Ondernemers die lijfrentepremies betalen, kunnen mogelijk binnenkort een belastingvoordeel tegemoetzien. De Hoge Raad buigt zich over een zaak waarin een ondernemer door hem betaalde lijfrentepremies in aftrek wenst te brengen op zijn bijdrage-inkomen voor de Zorgverzekeringswet (Zvw). In zijn advies aan de Hoge Raad concludeerde Advocaat-Generaal (A-G) Wattel dat de ondernemer gelijk moet krijgen.
De feiten
Ondernemer X heeft in 2014 zijn onderneming gestaakt en daarbij een stakingswinst gerealiseerd van € 18.305. Hij betaalt als (stakings)lijfrentepremie een bedrag van € 18.500 en brengt dit bedrag in aftrek op zijn belastbare inkomen voor de inkomstenbelasting. Vervolgens wil ondernemer X de (stakings)lijfrentepremie ook in aftrek brengen op het inkomen waarover de inkomensafhankelijke bijdrage Zvw wordt berekend, maar de Belastingdienst weigert dit.
Volgens ondernemer X is het niet toestaan van de aftrek van de premies voor het inkomen voor de Zvw oneerlijk, omdat dan dubbele premies worden geheven. Er wordt immers ook een inkomensafhankelijke bijdrage Zvw geheven over de latere lijfrente-uitkering. Daarnaast is volgens ondernemer X sprake van discriminatie, omdat voor werknemers de heffing niet geldt.
Gerechtshof
In hoger beroep oordeelde het Gerechtshof Den Haag dat sprake is van schending van het eigendomsrecht, maar dat het discriminatieverbod niet is geschonden. Zelfstandigen die een oudedagslijfrente opbouwen, worden nadeliger behandeld dan pensioenopbouwers, zonder dat hier een rechtvaardiging voor is. Hier is dus sprake van discriminatie. Volgens het Hof ligt het echter buiten haar macht om hier iets aan te veranderen. Omdat de aanslag daarnaast geen ‘buitensporige last' voor ondernemer X zou zijn, wordt het beroep op schending van het discriminatieverbod afgewezen.
Zowel ondernemer X als de Belastingdienst stappen vervolgens naar de Hoge Raad. Ondernemer X vindt dat het Hof aan het oordeel dat sprake is van discriminatie, de conclusie had moeten verbinden dat ook het discriminatieverbod is geschonden. Volgens de Staatssecretaris zijn werknemers en ondernemers niet vergelijkbaar en is het dus gerechtvaardigd om deze groepen verschillend te behandelen.
Advies Advocaat-Generaal
Volgens de A-G is het juiste uitgangspunt om cao-werknemers met pensioen te vergelijken met personen die hun (niet-AOW)pensioen zelf moeten opbouwen met een lijfrenteverzekering. Op het gebied van de Zvw en de aftrek van pensioenpremies ziet hij geen relevante verschillen tussen deze twee groepen en dus concludeert hij dat ze hetzelfde behandeld zouden moeten worden.

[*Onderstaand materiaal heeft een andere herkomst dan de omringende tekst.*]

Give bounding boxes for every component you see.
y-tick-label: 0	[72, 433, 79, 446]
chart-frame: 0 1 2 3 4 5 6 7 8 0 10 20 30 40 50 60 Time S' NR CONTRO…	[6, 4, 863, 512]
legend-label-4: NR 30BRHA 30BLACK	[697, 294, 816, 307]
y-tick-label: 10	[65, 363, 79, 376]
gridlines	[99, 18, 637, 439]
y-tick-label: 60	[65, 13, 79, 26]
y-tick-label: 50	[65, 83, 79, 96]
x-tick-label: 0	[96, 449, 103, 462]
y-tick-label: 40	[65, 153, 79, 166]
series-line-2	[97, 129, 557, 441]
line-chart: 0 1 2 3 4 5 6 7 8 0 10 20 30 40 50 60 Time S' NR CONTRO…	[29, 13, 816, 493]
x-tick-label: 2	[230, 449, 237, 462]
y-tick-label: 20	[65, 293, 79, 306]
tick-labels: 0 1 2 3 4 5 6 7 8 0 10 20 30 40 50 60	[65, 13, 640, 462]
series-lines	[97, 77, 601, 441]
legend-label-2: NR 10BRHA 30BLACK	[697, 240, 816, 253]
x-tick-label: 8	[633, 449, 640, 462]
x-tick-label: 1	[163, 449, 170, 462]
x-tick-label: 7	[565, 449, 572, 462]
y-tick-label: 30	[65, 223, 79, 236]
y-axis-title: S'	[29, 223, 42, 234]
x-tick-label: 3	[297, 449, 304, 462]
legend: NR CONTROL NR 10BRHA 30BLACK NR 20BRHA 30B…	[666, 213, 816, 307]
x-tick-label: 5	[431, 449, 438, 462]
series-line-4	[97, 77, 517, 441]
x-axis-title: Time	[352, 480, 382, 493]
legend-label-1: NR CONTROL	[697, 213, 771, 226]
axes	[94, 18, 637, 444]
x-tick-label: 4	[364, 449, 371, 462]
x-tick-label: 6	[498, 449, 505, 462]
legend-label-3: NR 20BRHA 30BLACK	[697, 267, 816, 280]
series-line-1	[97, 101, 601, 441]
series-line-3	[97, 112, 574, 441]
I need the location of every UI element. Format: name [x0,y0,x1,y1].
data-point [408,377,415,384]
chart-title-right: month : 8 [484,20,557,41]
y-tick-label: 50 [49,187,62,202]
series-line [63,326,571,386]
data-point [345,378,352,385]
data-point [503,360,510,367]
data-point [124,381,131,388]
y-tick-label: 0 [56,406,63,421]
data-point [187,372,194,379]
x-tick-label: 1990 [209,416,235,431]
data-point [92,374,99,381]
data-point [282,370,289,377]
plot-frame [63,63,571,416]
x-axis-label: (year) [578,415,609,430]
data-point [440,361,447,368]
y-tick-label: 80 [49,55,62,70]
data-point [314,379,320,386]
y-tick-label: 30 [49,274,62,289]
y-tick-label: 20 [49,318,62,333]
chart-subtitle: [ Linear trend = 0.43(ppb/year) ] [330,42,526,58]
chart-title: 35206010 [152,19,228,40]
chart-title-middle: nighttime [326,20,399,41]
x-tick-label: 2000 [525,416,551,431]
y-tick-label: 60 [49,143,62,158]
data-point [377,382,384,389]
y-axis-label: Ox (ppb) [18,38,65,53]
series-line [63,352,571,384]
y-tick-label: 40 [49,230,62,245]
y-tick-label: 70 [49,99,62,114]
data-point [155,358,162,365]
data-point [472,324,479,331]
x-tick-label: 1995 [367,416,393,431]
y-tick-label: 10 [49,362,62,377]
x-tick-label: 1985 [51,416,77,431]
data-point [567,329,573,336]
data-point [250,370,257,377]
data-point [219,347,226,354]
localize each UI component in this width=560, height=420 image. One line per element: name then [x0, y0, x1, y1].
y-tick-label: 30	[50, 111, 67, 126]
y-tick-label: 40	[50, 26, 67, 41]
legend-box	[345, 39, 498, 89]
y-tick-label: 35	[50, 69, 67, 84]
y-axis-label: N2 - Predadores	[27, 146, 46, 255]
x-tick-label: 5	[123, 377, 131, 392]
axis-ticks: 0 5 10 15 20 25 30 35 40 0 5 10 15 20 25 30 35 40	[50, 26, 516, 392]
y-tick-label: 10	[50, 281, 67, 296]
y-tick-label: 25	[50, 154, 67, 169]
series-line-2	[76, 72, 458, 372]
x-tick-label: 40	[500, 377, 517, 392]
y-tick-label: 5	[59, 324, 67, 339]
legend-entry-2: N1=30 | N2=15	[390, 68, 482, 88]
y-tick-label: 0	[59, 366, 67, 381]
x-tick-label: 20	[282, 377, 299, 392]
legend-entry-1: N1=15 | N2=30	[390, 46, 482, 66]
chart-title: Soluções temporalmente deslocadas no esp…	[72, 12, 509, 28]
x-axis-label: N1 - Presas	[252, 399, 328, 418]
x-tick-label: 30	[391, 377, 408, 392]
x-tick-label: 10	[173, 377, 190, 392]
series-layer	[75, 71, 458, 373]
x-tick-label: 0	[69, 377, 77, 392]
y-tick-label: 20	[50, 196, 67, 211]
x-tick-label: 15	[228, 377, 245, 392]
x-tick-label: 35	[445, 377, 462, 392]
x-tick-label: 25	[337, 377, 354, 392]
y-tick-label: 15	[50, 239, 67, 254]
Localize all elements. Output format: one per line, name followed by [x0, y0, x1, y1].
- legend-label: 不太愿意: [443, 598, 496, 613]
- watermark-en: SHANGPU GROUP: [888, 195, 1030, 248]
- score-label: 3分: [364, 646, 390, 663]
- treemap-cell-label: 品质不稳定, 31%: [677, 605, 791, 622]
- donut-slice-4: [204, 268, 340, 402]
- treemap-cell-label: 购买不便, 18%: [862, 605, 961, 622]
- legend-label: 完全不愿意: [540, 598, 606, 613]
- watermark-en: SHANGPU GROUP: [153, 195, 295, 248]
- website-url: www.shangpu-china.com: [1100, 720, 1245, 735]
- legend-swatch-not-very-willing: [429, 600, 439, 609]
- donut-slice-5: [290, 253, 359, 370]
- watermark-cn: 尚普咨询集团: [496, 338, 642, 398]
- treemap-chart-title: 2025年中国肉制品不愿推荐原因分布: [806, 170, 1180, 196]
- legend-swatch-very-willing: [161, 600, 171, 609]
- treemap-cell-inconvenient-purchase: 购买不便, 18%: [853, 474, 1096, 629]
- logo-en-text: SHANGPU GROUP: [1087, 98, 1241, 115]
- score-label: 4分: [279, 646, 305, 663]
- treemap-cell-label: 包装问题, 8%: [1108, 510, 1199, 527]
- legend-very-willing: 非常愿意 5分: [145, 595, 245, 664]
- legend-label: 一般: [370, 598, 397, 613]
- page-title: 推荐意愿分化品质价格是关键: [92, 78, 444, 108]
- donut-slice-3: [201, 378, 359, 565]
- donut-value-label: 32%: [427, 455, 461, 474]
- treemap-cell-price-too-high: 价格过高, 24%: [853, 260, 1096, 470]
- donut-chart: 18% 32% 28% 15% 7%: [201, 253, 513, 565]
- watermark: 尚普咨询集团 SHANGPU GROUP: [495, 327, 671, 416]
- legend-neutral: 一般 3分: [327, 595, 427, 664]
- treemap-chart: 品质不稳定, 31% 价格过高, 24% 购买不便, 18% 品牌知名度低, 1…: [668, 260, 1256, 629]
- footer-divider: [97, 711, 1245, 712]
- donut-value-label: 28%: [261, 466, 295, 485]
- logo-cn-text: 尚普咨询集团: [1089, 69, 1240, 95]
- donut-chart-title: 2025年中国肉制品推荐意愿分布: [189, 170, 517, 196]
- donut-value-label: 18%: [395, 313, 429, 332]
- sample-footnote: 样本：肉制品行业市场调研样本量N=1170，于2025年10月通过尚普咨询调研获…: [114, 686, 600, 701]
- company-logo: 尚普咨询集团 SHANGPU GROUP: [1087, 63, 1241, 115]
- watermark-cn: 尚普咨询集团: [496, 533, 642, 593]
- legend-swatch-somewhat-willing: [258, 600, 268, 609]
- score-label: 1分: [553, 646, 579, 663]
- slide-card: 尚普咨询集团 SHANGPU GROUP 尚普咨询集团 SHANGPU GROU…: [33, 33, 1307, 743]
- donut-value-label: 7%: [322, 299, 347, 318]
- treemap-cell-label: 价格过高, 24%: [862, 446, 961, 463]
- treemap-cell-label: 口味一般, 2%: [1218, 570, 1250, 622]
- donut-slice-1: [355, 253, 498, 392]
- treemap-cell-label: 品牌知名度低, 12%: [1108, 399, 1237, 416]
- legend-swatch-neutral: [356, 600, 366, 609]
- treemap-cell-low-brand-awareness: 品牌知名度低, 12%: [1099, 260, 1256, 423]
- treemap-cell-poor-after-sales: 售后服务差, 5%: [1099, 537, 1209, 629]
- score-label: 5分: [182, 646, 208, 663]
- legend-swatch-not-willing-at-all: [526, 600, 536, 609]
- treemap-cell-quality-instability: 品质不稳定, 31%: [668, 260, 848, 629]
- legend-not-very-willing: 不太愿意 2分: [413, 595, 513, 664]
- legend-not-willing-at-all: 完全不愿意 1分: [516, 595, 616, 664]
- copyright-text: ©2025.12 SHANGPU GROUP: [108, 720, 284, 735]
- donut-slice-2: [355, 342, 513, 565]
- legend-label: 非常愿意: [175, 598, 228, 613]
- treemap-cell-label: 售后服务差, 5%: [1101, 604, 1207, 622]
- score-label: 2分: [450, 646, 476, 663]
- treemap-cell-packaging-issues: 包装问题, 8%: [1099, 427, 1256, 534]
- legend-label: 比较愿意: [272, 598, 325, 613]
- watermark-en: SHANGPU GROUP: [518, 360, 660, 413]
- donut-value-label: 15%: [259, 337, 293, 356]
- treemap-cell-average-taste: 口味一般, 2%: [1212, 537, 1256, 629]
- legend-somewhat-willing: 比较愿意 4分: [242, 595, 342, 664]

Daarnaast is de A-G het eens met ondernemer X dat sprake is van innerlijke tegenstrijdigheid bij het Hof: namelijk dat als geen sprake is van een buitensporige last, er geen schending van het eigendomsrecht is, die het Hof echter wel heeft aangenomen. Als het Hof bovendien stelt dat sprake is van discriminatie, kan niet tegelijkertijd het beroep op schending van het discriminatieverbod worden afgewezen.
Het advies van de A-G aan de Hoge Raad is dan ook om ondernemer X in het gelijk te stellen en de dubbele belastingheffing af te schaffen.
Belastingvoordeel
Als de Hoge Raad dit advies volgt, heeft dit mogelijk tot gevolg dat betaalde premies die later tot uitkeringen leiden waarover een bijdrage Zvw moet worden betaald, buiten de berekening van het Zvw-inkomen kunnen worden gehouden. Dit kan leiden tot een direct belastingvoordeel, aangezien de Zvw-bijdrage dan over een lager inkomen geheven zal worden.